As anyone with a competent understanding of human communication might observe, many people took umbrage with that last word, with #researchparasites becoming a reasonably notable trend on twitter, and garnering its own amusing account. The editorial was deeply flawed, not only for wasting a paragraph pointing out research methods: secondary data 101 in its opening paragraph, but also for its pleasant, but somewhat wishful conclusion. Of course researchers should acknowledge the origin of their data, but always proposing a collaboration with those who originally gathered it is one thing to say, and quite another undertaking to execute. Lastly, as the @dataparasite twitter account points out, where exactly does a researcher claim ownership and rights to data from (particularly in medicine) non-privately funded research?

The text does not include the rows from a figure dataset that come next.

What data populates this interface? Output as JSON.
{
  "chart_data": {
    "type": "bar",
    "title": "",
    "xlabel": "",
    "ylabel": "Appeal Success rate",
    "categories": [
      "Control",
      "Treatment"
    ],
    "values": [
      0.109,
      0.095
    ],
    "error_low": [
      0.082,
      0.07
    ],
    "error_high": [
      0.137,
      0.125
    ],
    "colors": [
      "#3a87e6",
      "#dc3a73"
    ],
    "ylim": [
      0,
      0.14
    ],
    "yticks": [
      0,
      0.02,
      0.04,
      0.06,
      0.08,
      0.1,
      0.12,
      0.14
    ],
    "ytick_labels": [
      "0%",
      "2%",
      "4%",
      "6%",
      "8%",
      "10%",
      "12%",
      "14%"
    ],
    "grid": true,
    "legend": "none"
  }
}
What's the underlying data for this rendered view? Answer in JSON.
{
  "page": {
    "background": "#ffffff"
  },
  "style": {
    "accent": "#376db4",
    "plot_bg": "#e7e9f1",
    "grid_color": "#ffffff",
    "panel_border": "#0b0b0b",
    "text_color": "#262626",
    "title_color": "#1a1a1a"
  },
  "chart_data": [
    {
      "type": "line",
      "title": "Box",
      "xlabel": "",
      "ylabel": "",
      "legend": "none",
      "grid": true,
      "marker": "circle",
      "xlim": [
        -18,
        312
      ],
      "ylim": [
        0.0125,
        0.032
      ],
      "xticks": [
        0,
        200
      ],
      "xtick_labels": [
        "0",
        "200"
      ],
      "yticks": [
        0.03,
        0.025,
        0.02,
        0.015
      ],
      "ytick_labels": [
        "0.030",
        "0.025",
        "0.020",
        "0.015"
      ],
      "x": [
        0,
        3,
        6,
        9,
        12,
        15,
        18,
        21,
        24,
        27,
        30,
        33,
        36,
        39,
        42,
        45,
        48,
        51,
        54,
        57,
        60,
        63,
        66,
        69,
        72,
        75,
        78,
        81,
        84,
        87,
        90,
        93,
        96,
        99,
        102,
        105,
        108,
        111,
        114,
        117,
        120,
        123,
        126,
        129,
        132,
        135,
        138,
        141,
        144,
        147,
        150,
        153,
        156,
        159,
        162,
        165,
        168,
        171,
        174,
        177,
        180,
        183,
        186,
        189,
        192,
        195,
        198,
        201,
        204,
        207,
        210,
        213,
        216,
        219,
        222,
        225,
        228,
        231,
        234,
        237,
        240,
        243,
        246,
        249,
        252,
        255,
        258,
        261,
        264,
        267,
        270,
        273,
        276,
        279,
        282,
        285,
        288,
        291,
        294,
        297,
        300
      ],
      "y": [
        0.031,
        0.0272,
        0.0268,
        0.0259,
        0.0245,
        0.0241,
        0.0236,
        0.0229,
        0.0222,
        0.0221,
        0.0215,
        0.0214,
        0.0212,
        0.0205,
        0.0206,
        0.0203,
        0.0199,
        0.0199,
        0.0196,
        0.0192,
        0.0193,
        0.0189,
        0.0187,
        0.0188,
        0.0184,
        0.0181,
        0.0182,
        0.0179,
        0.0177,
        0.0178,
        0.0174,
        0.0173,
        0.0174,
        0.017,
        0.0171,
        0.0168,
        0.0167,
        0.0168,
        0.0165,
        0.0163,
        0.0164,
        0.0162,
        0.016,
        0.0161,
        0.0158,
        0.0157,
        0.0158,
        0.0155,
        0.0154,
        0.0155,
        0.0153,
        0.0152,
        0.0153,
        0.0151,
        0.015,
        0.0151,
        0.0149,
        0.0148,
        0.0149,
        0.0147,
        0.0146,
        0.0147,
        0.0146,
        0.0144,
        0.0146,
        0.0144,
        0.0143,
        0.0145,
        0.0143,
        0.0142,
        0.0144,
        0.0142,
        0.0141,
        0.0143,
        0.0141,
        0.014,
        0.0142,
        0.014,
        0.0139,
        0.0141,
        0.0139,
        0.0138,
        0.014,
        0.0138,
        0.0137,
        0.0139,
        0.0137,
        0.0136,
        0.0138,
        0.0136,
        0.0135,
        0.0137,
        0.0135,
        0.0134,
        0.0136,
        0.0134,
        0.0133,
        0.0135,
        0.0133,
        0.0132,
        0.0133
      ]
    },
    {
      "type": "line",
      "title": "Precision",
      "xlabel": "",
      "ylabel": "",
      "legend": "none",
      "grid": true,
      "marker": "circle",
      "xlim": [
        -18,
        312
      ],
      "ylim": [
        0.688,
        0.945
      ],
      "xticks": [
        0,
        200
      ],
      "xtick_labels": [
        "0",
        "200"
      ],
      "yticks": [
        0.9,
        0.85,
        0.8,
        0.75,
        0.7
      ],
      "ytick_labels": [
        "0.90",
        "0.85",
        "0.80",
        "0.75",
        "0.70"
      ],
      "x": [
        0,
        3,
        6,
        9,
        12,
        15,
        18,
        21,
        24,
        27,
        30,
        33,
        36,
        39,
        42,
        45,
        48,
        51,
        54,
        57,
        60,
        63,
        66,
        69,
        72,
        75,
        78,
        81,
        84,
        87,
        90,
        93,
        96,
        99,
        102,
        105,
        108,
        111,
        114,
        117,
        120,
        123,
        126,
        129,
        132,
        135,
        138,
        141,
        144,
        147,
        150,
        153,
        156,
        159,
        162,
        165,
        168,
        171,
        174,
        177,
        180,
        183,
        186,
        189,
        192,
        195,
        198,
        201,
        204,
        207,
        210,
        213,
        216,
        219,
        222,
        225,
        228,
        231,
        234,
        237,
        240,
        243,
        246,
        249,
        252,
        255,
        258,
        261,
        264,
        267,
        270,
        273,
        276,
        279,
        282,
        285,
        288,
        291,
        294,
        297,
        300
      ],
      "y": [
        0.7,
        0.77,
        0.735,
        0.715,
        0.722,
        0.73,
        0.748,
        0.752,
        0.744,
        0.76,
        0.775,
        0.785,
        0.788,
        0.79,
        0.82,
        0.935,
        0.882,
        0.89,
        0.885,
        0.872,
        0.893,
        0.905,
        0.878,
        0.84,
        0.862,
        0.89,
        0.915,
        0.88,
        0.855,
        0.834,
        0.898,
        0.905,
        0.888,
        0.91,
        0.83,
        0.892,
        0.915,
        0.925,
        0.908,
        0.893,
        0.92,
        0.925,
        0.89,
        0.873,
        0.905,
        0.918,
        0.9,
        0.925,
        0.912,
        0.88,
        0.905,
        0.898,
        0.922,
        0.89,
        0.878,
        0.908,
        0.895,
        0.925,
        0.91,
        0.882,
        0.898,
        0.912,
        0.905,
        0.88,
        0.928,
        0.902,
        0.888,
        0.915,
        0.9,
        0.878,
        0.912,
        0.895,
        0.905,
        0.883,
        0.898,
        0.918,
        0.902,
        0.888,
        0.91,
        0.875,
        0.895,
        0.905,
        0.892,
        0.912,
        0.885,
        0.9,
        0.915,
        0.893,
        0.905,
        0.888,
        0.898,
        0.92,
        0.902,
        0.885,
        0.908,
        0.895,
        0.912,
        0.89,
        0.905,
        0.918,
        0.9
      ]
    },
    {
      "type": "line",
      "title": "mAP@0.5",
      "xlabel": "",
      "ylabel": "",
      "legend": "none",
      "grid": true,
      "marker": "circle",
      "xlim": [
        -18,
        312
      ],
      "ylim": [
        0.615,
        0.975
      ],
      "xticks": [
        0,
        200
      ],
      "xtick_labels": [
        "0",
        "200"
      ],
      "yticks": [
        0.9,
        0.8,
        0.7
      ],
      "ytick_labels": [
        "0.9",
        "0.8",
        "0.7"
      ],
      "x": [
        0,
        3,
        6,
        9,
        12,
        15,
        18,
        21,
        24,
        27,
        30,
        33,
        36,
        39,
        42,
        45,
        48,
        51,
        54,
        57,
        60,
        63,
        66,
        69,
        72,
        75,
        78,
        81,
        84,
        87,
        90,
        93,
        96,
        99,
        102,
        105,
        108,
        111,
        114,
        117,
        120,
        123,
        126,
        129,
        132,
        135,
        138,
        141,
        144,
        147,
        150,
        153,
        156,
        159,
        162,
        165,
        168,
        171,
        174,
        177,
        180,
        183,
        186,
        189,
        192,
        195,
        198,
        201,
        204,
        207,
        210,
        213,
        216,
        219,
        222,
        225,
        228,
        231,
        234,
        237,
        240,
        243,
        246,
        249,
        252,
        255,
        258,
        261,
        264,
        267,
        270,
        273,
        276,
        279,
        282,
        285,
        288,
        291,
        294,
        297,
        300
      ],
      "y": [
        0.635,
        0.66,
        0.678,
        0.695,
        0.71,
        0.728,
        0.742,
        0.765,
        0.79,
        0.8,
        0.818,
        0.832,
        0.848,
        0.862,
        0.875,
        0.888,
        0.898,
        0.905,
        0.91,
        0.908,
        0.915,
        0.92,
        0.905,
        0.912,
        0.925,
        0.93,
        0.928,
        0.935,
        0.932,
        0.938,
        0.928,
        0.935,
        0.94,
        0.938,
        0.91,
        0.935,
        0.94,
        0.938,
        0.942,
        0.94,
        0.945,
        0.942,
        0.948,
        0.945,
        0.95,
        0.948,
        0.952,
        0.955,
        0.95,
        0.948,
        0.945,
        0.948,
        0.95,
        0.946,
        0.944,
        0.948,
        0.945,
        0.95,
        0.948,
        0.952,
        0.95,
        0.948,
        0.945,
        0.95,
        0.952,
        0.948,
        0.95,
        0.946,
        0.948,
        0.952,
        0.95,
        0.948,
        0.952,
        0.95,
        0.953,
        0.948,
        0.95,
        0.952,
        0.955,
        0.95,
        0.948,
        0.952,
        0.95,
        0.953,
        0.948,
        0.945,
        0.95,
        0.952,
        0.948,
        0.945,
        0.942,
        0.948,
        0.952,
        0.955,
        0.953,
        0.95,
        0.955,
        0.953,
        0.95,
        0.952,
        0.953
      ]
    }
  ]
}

What is particularly interesting about this article and the debate it ignited (or soured, depending on how you look at it) is that it seems blind to the increasing interdisciplinary trend in data science – of which medicine is an obvious part – for fresh eyes to find new ways to understand a problem. This is exemplified by the winners of Kaggle’s data bowl competition, Tencia Lee and Qi Liu, who created a neural network algorithm to identify heart disease from MRI scans. Lee and Qi’s backgrounds are in the financial industry as ‘quants’, a name as dated as the braces you still spot on certain members of the city who did not grasp that Gordon Gekko was not a heroic figure. I cannot think of a field further away from medicine than finance, but had this been outside the context of a Kaggle competition, people like Lee and Qi may be in the line of fire as ‘data parasites’. Any application of their algorithm is still a few years of strenuous testing away from deployment in healthcare, but reflect a more general trend in the field for algorithmic pattern recognition of pathologies, such as cancers, brain disease or even improving the scanners themselves. It has already been well stated that the NEJM’s article was not a step in the right direction, to the extent of retraction, but perhaps we are better off emphasising this interdisciplinary approach itself, instead of trying to rebuild, or reinforce, ivory towers.